En 1971, Jacques Prévert s’est retiré dans sa maison d’Omonville-la-Petite, dans la Manche, une demeure de granit entourée de verdure, où il est mort le 11 avril 1977, à l’âge de 77 ans. Mais l’esprit du poète continue de flotter dans ses vers et chez les nombreux artistes qui les font vivre, comme ceux de cette création : le public ne s’y est pas trompé, faisant salle comble aux 3 représentations à Odyssud et une « standing ovation », comme disent les Anglais.
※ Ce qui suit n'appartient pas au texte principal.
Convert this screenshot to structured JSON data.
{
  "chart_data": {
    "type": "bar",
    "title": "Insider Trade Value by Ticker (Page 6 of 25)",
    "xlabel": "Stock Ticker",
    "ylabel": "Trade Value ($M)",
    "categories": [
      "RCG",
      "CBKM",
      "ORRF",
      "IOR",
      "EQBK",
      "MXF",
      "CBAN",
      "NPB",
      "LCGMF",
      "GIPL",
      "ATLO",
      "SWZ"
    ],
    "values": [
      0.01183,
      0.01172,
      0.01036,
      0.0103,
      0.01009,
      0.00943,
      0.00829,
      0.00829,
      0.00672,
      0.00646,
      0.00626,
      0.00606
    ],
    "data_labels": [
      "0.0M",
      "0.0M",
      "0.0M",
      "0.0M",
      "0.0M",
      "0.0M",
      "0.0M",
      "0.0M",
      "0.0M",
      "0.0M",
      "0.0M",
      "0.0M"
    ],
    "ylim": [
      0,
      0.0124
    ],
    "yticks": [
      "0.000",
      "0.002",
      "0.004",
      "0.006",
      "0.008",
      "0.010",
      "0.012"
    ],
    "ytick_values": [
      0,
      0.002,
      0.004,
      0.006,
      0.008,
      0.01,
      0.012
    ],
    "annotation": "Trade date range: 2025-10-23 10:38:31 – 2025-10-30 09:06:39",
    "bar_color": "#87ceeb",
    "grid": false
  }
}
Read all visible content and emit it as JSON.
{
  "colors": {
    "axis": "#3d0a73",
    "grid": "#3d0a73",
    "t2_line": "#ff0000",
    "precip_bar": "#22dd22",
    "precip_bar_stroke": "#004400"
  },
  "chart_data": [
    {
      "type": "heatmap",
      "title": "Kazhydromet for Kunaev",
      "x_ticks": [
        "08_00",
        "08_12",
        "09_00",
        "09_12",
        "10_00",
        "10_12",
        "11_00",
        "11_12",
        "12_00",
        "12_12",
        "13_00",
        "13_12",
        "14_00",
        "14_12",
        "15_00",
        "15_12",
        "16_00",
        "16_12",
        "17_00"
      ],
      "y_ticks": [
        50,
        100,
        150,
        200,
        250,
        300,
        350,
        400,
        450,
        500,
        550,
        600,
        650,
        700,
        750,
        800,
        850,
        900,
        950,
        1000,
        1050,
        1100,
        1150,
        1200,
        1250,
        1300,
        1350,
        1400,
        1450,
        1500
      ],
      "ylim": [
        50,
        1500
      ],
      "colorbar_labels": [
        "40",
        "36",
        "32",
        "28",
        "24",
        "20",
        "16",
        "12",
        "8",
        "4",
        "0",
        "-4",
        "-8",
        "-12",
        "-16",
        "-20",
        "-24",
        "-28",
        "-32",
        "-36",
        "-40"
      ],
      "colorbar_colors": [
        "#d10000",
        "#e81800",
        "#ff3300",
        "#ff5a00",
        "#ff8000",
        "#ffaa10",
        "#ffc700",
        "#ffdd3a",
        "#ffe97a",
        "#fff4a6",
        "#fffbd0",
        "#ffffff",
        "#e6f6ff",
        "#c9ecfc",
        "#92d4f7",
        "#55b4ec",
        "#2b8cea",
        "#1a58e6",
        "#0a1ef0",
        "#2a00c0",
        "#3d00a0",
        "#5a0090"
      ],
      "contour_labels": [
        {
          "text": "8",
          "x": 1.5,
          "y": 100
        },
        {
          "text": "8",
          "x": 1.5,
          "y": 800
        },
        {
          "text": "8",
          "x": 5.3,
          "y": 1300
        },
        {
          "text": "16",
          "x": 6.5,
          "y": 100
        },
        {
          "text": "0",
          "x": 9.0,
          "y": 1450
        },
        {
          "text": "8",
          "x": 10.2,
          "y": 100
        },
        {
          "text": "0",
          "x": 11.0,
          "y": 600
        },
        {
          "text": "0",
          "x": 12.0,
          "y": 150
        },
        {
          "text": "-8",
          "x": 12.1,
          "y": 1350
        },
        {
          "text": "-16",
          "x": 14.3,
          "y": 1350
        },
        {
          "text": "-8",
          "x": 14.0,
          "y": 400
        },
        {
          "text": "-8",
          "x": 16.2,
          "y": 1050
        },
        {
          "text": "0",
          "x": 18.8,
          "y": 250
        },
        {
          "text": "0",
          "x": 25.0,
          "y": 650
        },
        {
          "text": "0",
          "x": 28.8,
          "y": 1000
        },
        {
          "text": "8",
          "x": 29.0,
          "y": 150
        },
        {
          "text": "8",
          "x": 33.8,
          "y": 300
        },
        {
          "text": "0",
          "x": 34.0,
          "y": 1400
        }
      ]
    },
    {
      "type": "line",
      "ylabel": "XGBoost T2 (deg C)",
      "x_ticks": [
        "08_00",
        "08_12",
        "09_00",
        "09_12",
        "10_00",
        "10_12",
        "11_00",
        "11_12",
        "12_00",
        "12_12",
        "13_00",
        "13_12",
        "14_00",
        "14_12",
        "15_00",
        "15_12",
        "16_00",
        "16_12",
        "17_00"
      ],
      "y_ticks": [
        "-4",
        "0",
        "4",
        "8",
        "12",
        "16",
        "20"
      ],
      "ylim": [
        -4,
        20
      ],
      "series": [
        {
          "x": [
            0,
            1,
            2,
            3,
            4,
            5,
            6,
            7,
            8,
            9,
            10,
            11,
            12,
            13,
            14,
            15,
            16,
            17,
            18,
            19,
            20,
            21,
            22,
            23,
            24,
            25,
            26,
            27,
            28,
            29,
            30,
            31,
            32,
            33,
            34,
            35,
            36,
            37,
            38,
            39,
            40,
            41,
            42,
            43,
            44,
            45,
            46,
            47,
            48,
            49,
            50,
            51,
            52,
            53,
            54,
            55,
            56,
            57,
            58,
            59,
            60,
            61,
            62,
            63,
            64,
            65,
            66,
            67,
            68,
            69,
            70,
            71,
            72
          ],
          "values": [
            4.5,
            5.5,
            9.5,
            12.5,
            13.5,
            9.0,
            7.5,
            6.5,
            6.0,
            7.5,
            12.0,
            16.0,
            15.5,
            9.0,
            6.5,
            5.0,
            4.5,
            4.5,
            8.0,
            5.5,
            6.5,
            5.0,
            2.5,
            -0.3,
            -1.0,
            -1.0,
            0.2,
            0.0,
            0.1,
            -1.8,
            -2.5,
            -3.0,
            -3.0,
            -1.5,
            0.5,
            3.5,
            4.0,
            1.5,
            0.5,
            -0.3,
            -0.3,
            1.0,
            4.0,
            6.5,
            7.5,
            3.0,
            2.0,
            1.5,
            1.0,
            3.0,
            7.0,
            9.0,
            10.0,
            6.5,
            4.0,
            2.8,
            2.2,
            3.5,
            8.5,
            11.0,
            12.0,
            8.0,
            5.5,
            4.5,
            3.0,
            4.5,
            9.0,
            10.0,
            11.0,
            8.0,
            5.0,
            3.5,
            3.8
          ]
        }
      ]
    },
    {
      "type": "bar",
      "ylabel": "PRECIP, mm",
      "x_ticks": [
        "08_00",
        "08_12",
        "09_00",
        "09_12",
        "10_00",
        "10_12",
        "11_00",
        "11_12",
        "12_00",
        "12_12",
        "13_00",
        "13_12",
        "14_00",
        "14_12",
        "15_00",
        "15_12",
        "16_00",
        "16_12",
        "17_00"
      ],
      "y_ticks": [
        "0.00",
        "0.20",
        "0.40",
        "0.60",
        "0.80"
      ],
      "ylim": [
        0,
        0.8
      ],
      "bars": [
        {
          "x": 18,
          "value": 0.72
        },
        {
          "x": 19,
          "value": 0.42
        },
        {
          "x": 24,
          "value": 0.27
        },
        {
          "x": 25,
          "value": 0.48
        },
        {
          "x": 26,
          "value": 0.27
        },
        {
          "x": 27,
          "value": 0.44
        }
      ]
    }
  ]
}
Avec le Groupe Octobre, une troupe de comédiens amateurs menés par Jacques Prévert, de 1932 à 1936, il entremêlait l’histoire politique et sociale et utilisait le théâtre comme outil d’information et d’émancipation des exclus de la société, en jouant à la sortie des usines, dans les kermesses, sur les piquets de grève. Dans un monde de plus en plus « menacé de tant de muselières »comme disait Ferré, (malgré le grand foutoir des réseaux sociaux avec sa liberté absolue de parole, mais aussi ses excès et des détournements), il serait bon que plus de compagnies institutionnelles, et pas seulement sans feu ni lieu, reprennent ce flambeau.
N’hésitez pas à rentrer dans la « maison » de Jacques Prévert, vous ne serez jamais déçu, que vous soyez une femme ou un homme ; ou un enfant: nul n’y est interdit de séjour.
Dans ma maison vous viendrez D’ailleurs ce n’est pas ma maison Je ne sais pas à qui elle est Je suis entré comme ça un jour Il n’y avait personne Seulement des piments rouges accrochés au mur blanc Je suis resté longtemps dans cette maison Personne n’est venu Mais tous les jours et tous les jours Je vous ai attendue…
Dans ma maison tu viendras Je pense à autre chose mais je ne pense qu’à ça Et quand tu seras entrée dans ma maison Tu enlèveras tous tes vêtements Et tu resteras immobile nue debout avec ta bouche rouge Comme les piments rouges pendus sur le mur blanc Et puis tu te coucheras et je me coucherai près de toi Voilà Dans ma maison qui n’est pas ma maison tu viendras.
Chez Prévert, c’est toujours le printemps ; même au creux de l’hiver.